On the pragmatic side, rejecting the rules in question would have advantages for recipients and donors in transplant programs. Because there will now be no necessary interval between pulselessness and the declaration of death, there can be a reduction in warm ischemia time, and so an improvement in the quality and quantity of transplantable organs. It will also be possible to give the donor drugs such as heparin and phentolamine, which can hasten death but also maximize organ preservation. Finally, it will eliminate the possibility that patients will experience discomfort as they are withdrawn from ventilator support by allowing potentially fatal doses of morphine that are not titrated to signs of distress.

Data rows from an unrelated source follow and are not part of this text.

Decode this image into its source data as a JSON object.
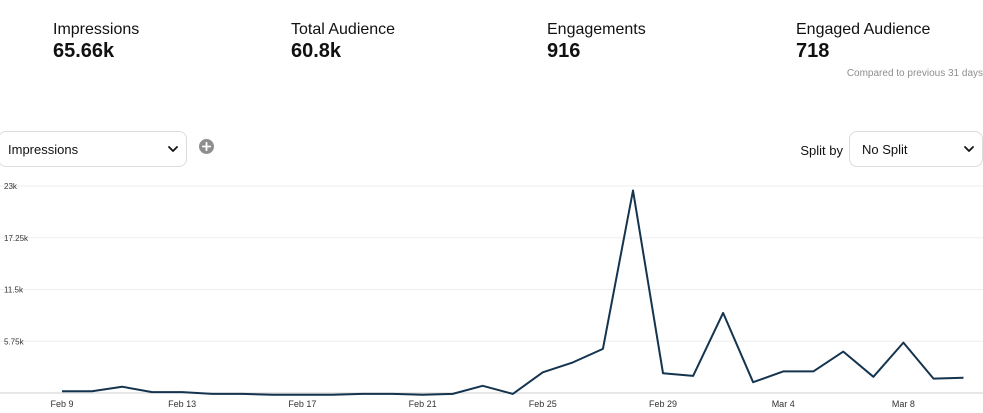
{
  "metrics": [
    {
      "label": "Impressions",
      "value": "65.66k"
    },
    {
      "label": "Total Audience",
      "value": "60.8k"
    },
    {
      "label": "Engagements",
      "value": "916"
    },
    {
      "label": "Engaged Audience",
      "value": "718"
    }
  ],
  "compare_text": "Compared to previous 31 days",
  "metric_select": {
    "value": "Impressions"
  },
  "split": {
    "label": "Split by",
    "value": "No Split"
  },
  "icons": {
    "add": "plus-circle-icon",
    "dropdown": "chevron-down-icon"
  },
  "colors": {
    "line": "#14344f",
    "grid": "#eeeeee"
  },
  "chart_data": {
    "type": "line",
    "series": [
      {
        "values": [
          200,
          200,
          700,
          100,
          100,
          -100,
          -100,
          -200,
          -200,
          -200,
          -100,
          -100,
          -200,
          -100,
          800,
          -100,
          2300,
          3400,
          4900,
          22500,
          2200,
          1900,
          8900,
          1200,
          2400,
          2400,
          4600,
          1800,
          5600,
          1600,
          1700
        ]
      }
    ],
    "x_labels": [
      {
        "index": 0,
        "label": "Feb 9"
      },
      {
        "index": 4,
        "label": "Feb 13"
      },
      {
        "index": 8,
        "label": "Feb 17"
      },
      {
        "index": 12,
        "label": "Feb 21"
      },
      {
        "index": 16,
        "label": "Feb 25"
      },
      {
        "index": 20,
        "label": "Feb 29"
      },
      {
        "index": 24,
        "label": "Mar 4"
      },
      {
        "index": 28,
        "label": "Mar 8"
      }
    ],
    "y_ticks": [
      {
        "value": 5750,
        "label": "5.75k"
      },
      {
        "value": 11500,
        "label": "11.5k"
      },
      {
        "value": 17250,
        "label": "17.25k"
      },
      {
        "value": 23000,
        "label": "23k"
      }
    ],
    "ylim": [
      0,
      23000
    ],
    "grid": true
  }
}
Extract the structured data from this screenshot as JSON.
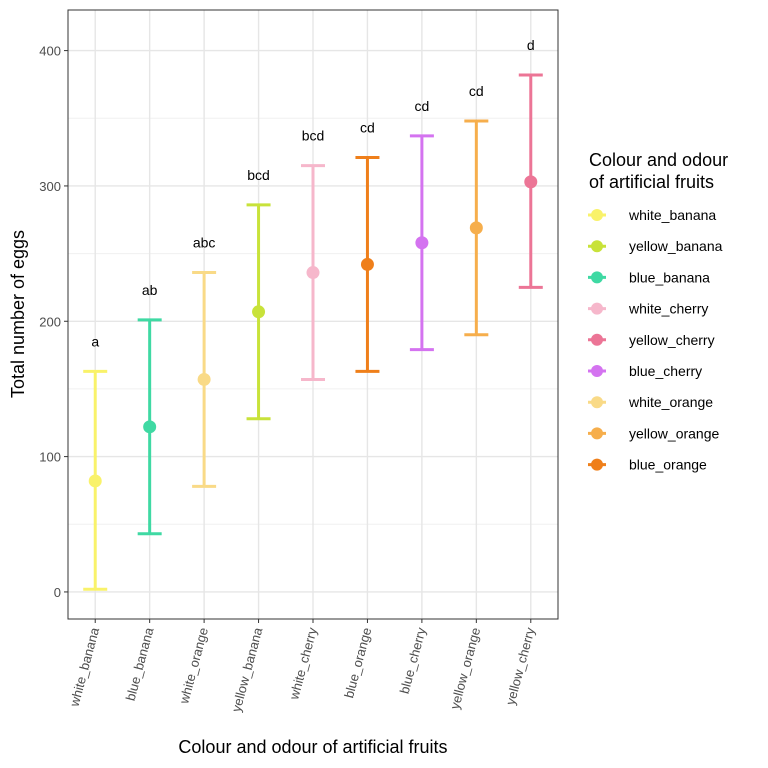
{
  "chart_data": {
    "type": "errorbar",
    "xlabel": "Colour and odour of artificial fruits",
    "ylabel": "Total number of eggs",
    "ylim": [
      -20,
      430
    ],
    "yticks": [
      0,
      100,
      200,
      300,
      400
    ],
    "yminor": [
      50,
      150,
      250,
      350
    ],
    "grid": true,
    "categories": [
      "white_banana",
      "blue_banana",
      "white_orange",
      "yellow_banana",
      "white_cherry",
      "blue_orange",
      "blue_cherry",
      "yellow_orange",
      "yellow_cherry"
    ],
    "points": [
      {
        "category": "white_banana",
        "mean": 82,
        "lower": 2,
        "upper": 163,
        "letter": "a",
        "color": "#F9F26A"
      },
      {
        "category": "blue_banana",
        "mean": 122,
        "lower": 43,
        "upper": 201,
        "letter": "ab",
        "color": "#3FD9A3"
      },
      {
        "category": "white_orange",
        "mean": 157,
        "lower": 78,
        "upper": 236,
        "letter": "abc",
        "color": "#F9DA87"
      },
      {
        "category": "yellow_banana",
        "mean": 207,
        "lower": 128,
        "upper": 286,
        "letter": "bcd",
        "color": "#C8E23A"
      },
      {
        "category": "white_cherry",
        "mean": 236,
        "lower": 157,
        "upper": 315,
        "letter": "bcd",
        "color": "#F6B7CB"
      },
      {
        "category": "blue_orange",
        "mean": 242,
        "lower": 163,
        "upper": 321,
        "letter": "cd",
        "color": "#EF7F1A"
      },
      {
        "category": "blue_cherry",
        "mean": 258,
        "lower": 179,
        "upper": 337,
        "letter": "cd",
        "color": "#D473F0"
      },
      {
        "category": "yellow_orange",
        "mean": 269,
        "lower": 190,
        "upper": 348,
        "letter": "cd",
        "color": "#F6AE4C"
      },
      {
        "category": "yellow_cherry",
        "mean": 303,
        "lower": 225,
        "upper": 382,
        "letter": "d",
        "color": "#EC7596"
      }
    ],
    "legend": {
      "title_line1": "Colour and odour",
      "title_line2": "of artificial fruits",
      "position": "right",
      "items": [
        {
          "label": "white_banana",
          "color": "#F9F26A"
        },
        {
          "label": "yellow_banana",
          "color": "#C8E23A"
        },
        {
          "label": "blue_banana",
          "color": "#3FD9A3"
        },
        {
          "label": "white_cherry",
          "color": "#F6B7CB"
        },
        {
          "label": "yellow_cherry",
          "color": "#EC7596"
        },
        {
          "label": "blue_cherry",
          "color": "#D473F0"
        },
        {
          "label": "white_orange",
          "color": "#F9DA87"
        },
        {
          "label": "yellow_orange",
          "color": "#F6AE4C"
        },
        {
          "label": "blue_orange",
          "color": "#EF7F1A"
        }
      ]
    }
  }
}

The main obstacle to accepting the proposal is securing the acceptance of the public to allow physicians to cause the death of (which is to say kill) patients to obtain transplantable organs. Proponents of the proposal contend that robust consent requirements can provide the public with the assurance against exploitation that the dead donor rule and the prohibition on killing are designed to provide. Others deny this. Thus the question can be posed: "Given the difficulties our society is likely to experience in trying to openly adjudicate these disparate views [of accepting or rejecting the prohibition on physicians killing for transplantation], why not simply go along with the quieter strategy of policy creep? It seems to be getting us where we want to go, albeit slowly. Besides, total candor is not always compatible with public policy (Calabresi G and Bobbitt P. Tragic Choices. New York: Norton,1978)." The debate continues unresolved.